Иш-Шааль!  Я пробовал это слово на вкус, шептал его, ощущая странный привкус, как от крепкого кофе с пряностями: сладкая горечь и таинственная неизвестность. Я прочитал все, что нашел о нем в учебнике, потом провел еще неделю в библиотеке, роясь в перепечатках старых манускриптов и монографиях знатоков Ранней Эпохи. Мало! Как же мало они знали! Кто обитал в Иш-Шаале? Кем он был построен и для чего? Отчего не разрушился, как все иные замки, некогда стоявшие в Пустошах? Я не верил ни одному слову ученых мужей и старых книг.
И с некоторых пор я проводил целые дни, лежа здесь, на стене и до боли вглядывался в даль, где в ясную погоду на горизонте проступали острые зубцы древних стен, мало отличимые от очертаний Белых гор.

Зачем я это делал? Я не мог объяснить, но тянуло сюда так, что ни жара, ни жажда, ни городская стража не могли прогнать меня отсюда. Я научился прятаться, пережидать обход арбалетчиков из гарнизона Северной Башни, и снова возвращался на эту открытую площадку. Дома мать пыталась меня лечить – прикладывала к горячему лбу мокрую тряпицу, пахнущую валерианой, поила какими-то травами. Мне было все равно, я не мог думать ни о чем, кроме пронизанных светом залов, клубящегося под ногами тумана и свиста ветра в ушах - Иш-Шааль…

И когда над головой вдруг разверзлись небеса, и со свистом рассекая воздух, на меня обрушилось сверкающее чешуей золотое тело, я понял, чего я ждал.

Невероятной красоты крылья распахнулись надо мной, открывая истину.

- Иш-Шааль!- кричал я восторженно, следя за полетом.
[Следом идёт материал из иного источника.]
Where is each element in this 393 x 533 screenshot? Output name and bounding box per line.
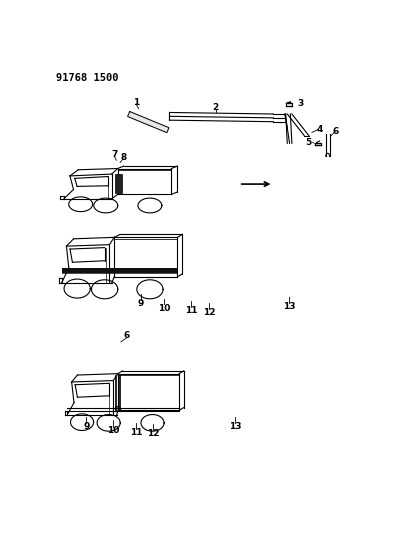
Text: 11: 11 <box>130 429 143 437</box>
Text: 8: 8 <box>121 152 127 161</box>
Text: 10: 10 <box>107 426 119 435</box>
Text: 1: 1 <box>133 98 140 107</box>
Text: 3: 3 <box>297 99 303 108</box>
Text: 4: 4 <box>316 125 323 134</box>
Text: 91768 1500: 91768 1500 <box>56 73 119 83</box>
Text: 2: 2 <box>213 102 219 111</box>
Polygon shape <box>128 111 169 133</box>
Bar <box>62 268 177 273</box>
Text: 11: 11 <box>185 306 197 315</box>
Text: 10: 10 <box>158 304 170 312</box>
Text: 7: 7 <box>112 150 118 159</box>
Text: 13: 13 <box>229 422 241 431</box>
Text: 6: 6 <box>332 127 339 136</box>
Text: 9: 9 <box>138 299 144 308</box>
Text: 13: 13 <box>283 302 295 311</box>
Text: 5: 5 <box>306 138 312 147</box>
Text: 12: 12 <box>203 308 216 317</box>
Bar <box>115 174 122 193</box>
Text: 9: 9 <box>83 422 90 431</box>
Text: 12: 12 <box>147 429 160 438</box>
Text: 6: 6 <box>124 330 130 340</box>
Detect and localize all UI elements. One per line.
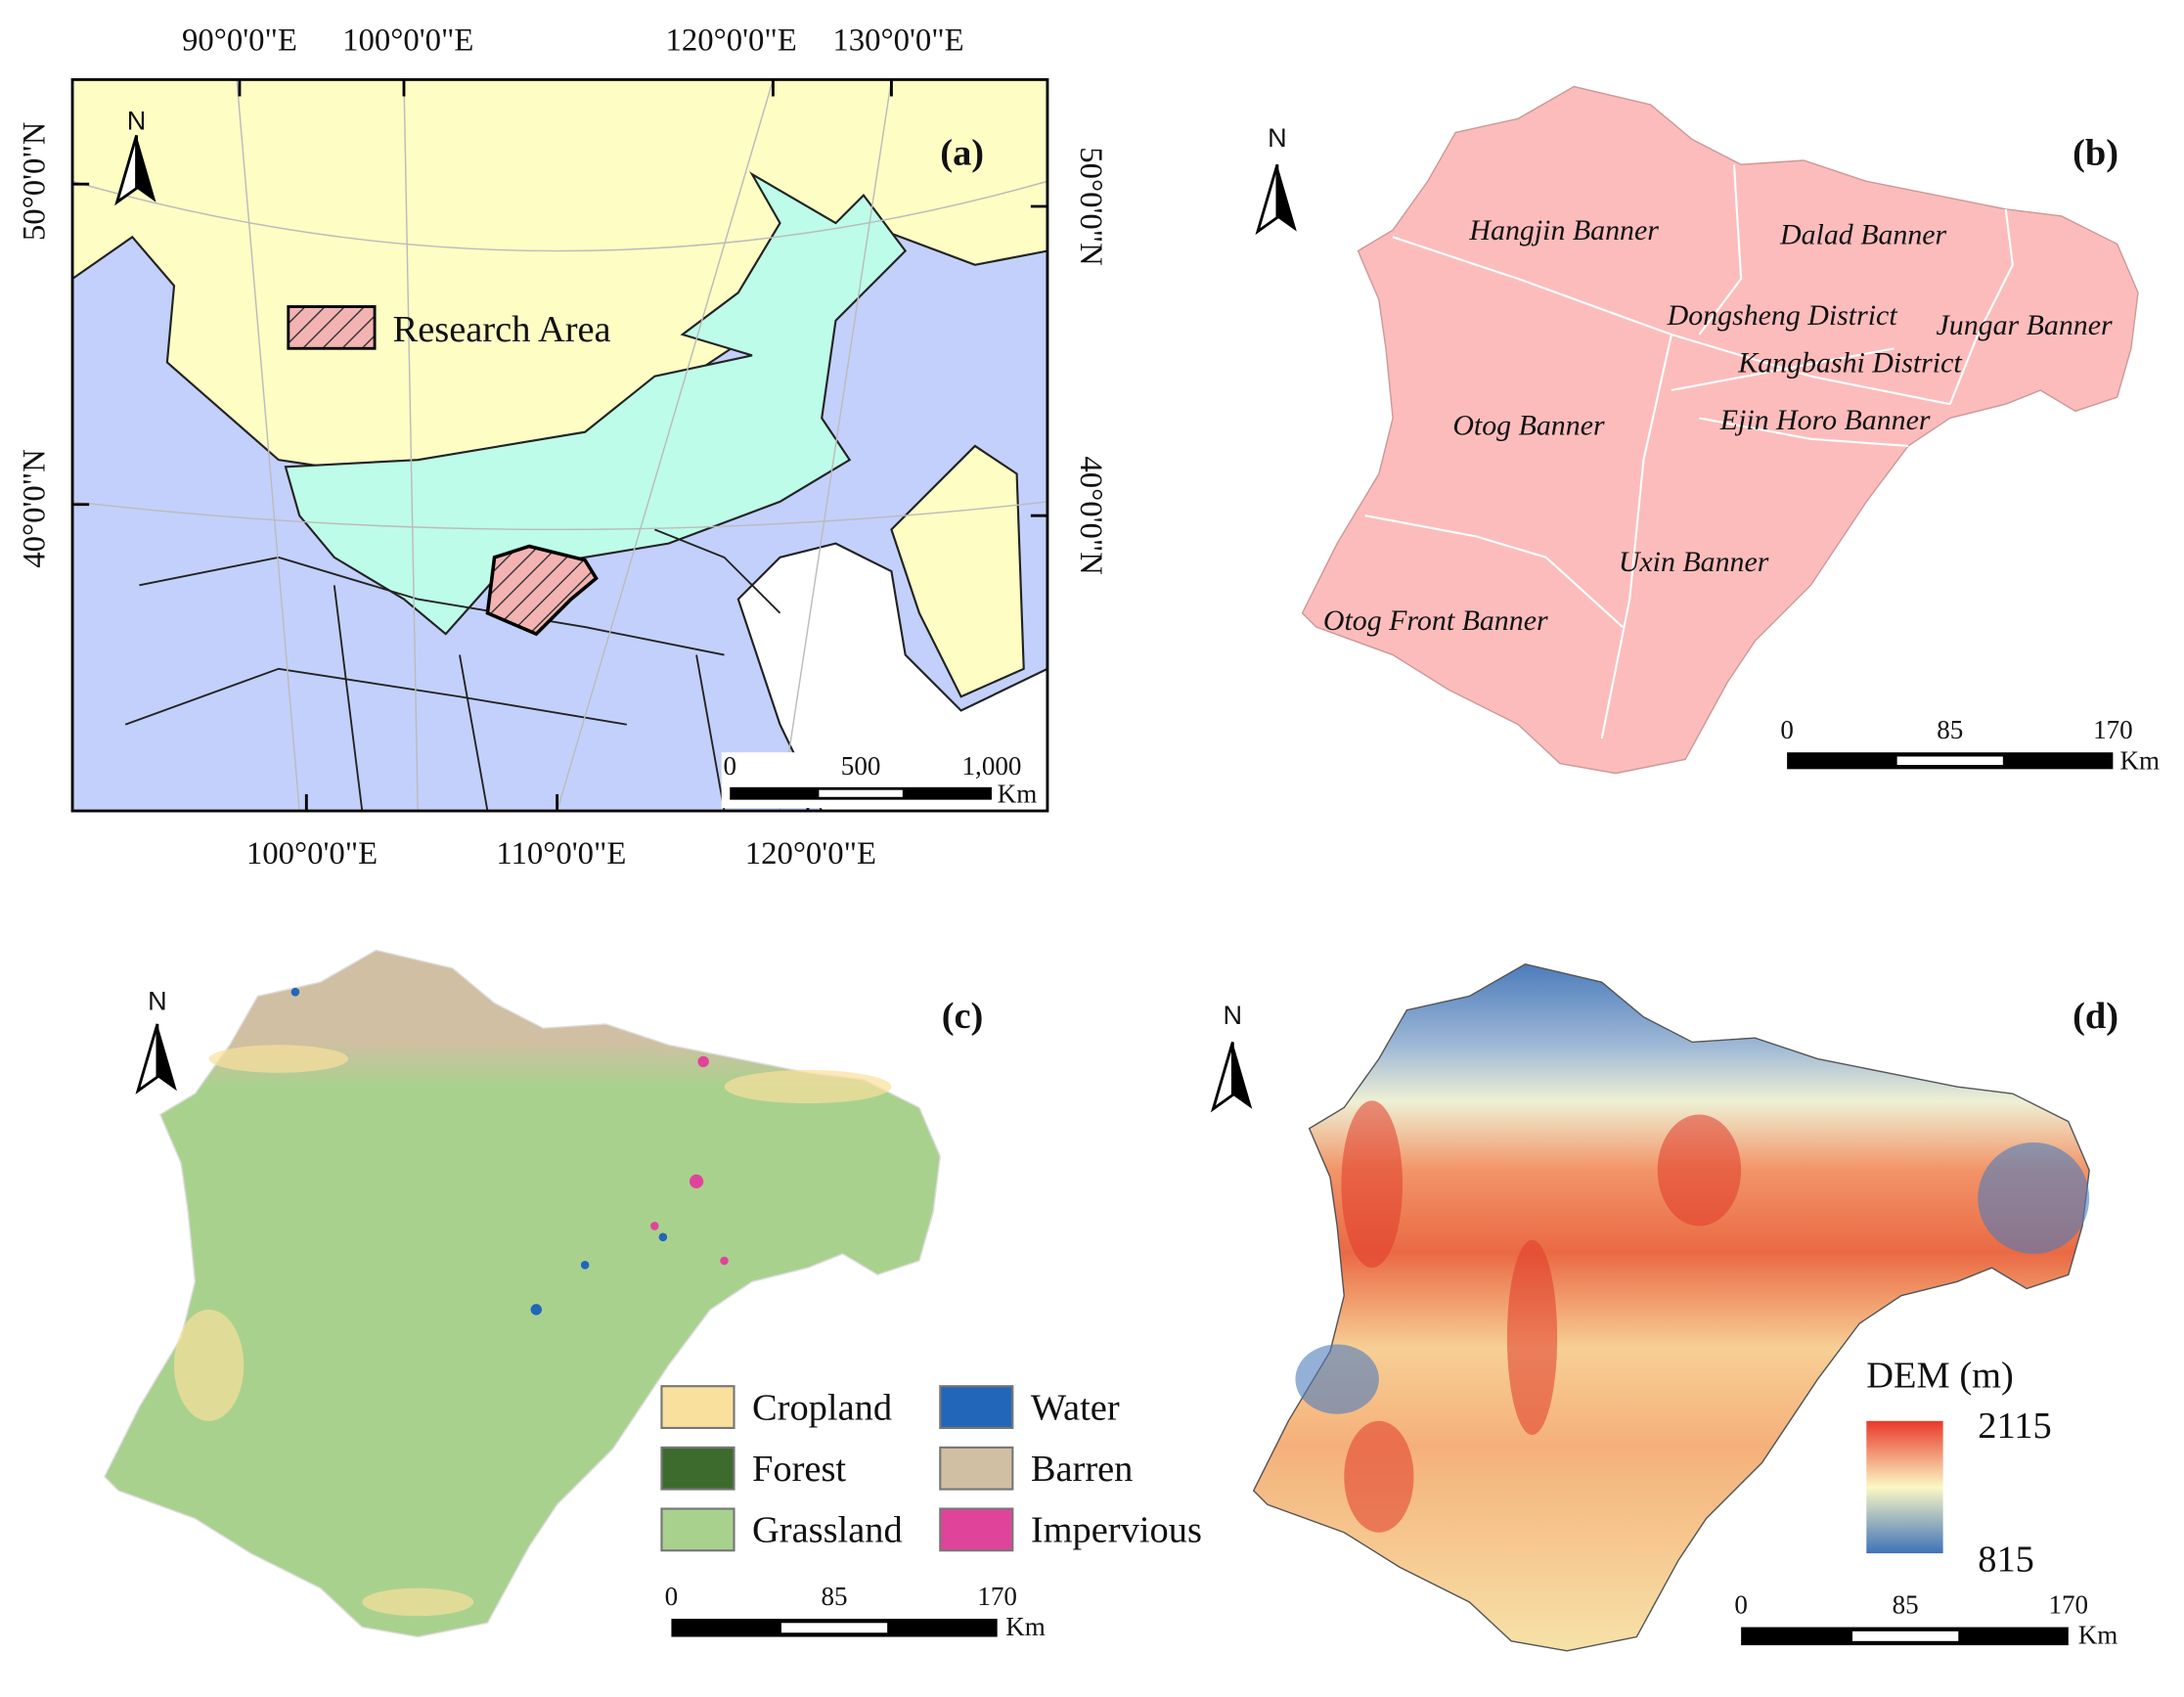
scale-tick: 500 (841, 751, 881, 781)
scale-tick: 0 (665, 1582, 679, 1611)
scale-unit: Km (998, 780, 1038, 809)
graticule (72, 79, 1047, 812)
district-label: Hangjin Banner (1468, 214, 1659, 246)
korea (890, 444, 1025, 698)
scale-bar (819, 789, 903, 797)
legend-swatch (660, 1507, 735, 1552)
legend-label: Water (1031, 1387, 1120, 1428)
water-patches (290, 987, 668, 1316)
legend-label: Research Area (393, 309, 611, 350)
low-elevation (1295, 1141, 2090, 1414)
scale-unit: Km (1005, 1612, 1046, 1641)
panel-label: (c) (942, 996, 984, 1037)
scale-tick: 1,000 (962, 751, 1022, 781)
cropland-patches (174, 1045, 892, 1617)
north-label: N (1268, 123, 1287, 153)
panel-label: (b) (2073, 132, 2118, 173)
legend-label: Forest (752, 1449, 846, 1490)
district-label: Otog Front Banner (1323, 604, 1548, 637)
north-label: N (127, 107, 147, 136)
lat-label: 50°0'0"N (18, 122, 53, 242)
panel-d: (d) N DEM (m) 2115 815 0 85 170 Km (1211, 962, 2118, 1652)
research-area (485, 544, 599, 637)
province-borders (124, 528, 781, 812)
legend-label: Impervious (1031, 1510, 1202, 1551)
color-min: 815 (1978, 1540, 2034, 1581)
scale-bar (1852, 1630, 1959, 1641)
lon-label: 90°0'0"E (182, 22, 297, 58)
district-label: Dalad Banner (1779, 218, 1947, 250)
dem-map (1252, 962, 2090, 1652)
north-arrow (136, 1022, 179, 1093)
lon-label: 120°0'0"E (666, 22, 797, 58)
scale-tick: 85 (1893, 1589, 1919, 1619)
district-label: Ejin Horo Banner (1719, 404, 1931, 436)
high-elevation (1341, 1100, 1742, 1533)
district-label: Kangbashi District (1737, 346, 1962, 379)
district-label: Otog Banner (1452, 410, 1605, 442)
scale-tick: 0 (723, 751, 736, 781)
scale-tick: 85 (822, 1582, 848, 1611)
panel-b: (b) N Hangjin Banner Dalad Banner Dongsh… (1256, 85, 2160, 775)
landcover-legend: Cropland Water Forest Barren Grassland Imperv… (660, 1385, 1202, 1552)
legend-swatch (287, 305, 377, 350)
lon-label: 130°0'0"E (832, 22, 963, 58)
district-label: Jungar Banner (1937, 309, 2114, 341)
scale-tick: 85 (1937, 715, 1963, 744)
frame (70, 77, 1049, 813)
legend-label: Grassland (752, 1510, 903, 1551)
scale-tick: 0 (1780, 715, 1794, 744)
impervious-patches (650, 1055, 729, 1266)
scale-tick: 170 (977, 1582, 1017, 1611)
overview-map (72, 79, 1047, 812)
legend-swatch (939, 1446, 1014, 1491)
scale-tick: 170 (2093, 715, 2133, 744)
lon-label: 100°0'0"E (342, 22, 473, 58)
scale-bar (1896, 756, 2003, 766)
north-arrow (1256, 162, 1299, 234)
district-label: Uxin Banner (1619, 546, 1769, 578)
color-bar (1866, 1420, 1943, 1554)
panel-label: (a) (940, 132, 984, 173)
lon-label: 100°0'0"E (246, 836, 378, 871)
lon-label: 120°0'0"E (745, 836, 876, 871)
scale-bar (780, 1623, 888, 1633)
lat-label: 40°0'0"N (1073, 456, 1108, 575)
lat-label: 50°0'0"N (1073, 147, 1108, 266)
panel-a: 90°0'0"E 100°0'0"E 120°0'0"E 130°0'0"E 1… (18, 22, 1109, 871)
scale-tick: 0 (1734, 1589, 1748, 1619)
legend-swatch (660, 1385, 735, 1429)
panel-label: (d) (2073, 996, 2118, 1037)
lon-label: 110°0'0"E (496, 836, 626, 871)
scale-tick: 170 (2049, 1589, 2089, 1619)
color-max: 2115 (1978, 1406, 2051, 1447)
north-arrow (1211, 1041, 1254, 1111)
legend-title: DEM (m) (1866, 1356, 2014, 1397)
legend-swatch (939, 1507, 1014, 1552)
district-borders (1364, 164, 2014, 739)
scale-unit: Km (2119, 745, 2160, 775)
legend-label: Cropland (752, 1387, 892, 1428)
inner-mongolia (284, 171, 908, 636)
legend-label: Barren (1031, 1449, 1134, 1490)
district-label: Dongsheng District (1667, 299, 1898, 332)
scale-unit: Km (2078, 1621, 2118, 1650)
north-label: N (148, 987, 167, 1016)
lat-label: 40°0'0"N (18, 449, 53, 568)
north-label: N (1224, 1001, 1243, 1030)
legend-swatch (939, 1385, 1014, 1429)
panel-c: (c) N Cropland Water Forest Barren Grassland… (104, 949, 1202, 1641)
legend-swatch (660, 1446, 735, 1491)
Мне не нужно было смотреть на то, что делают руки. Они были умнее меня, и пока глаза пытались поймать оранжевый отблеск, руки уже закончили работу.

Гарпун, тяжелый и черный, покрытый рунами от заостренного жала до раздвоенного хвоста, двигался так медленно, что я успел похолодеть от страха. Этот страх заморозил жар, что сжигал тело все последние недели. В конце концов, я еще только мальчишка. И не моя вина, что дракон не стал дожидаться, пока я стану взрослым Охотником, я и так рисковал сгореть в лихорадке инициации.

Он был очень красив, этот золотой змей. И когда он упадет там, в отрогах Белых гор, потому что гарпун медленно, но верно проберется к его сердцу, он будет думать о том же, о чем и я – о белых стенах Иш-Шааля.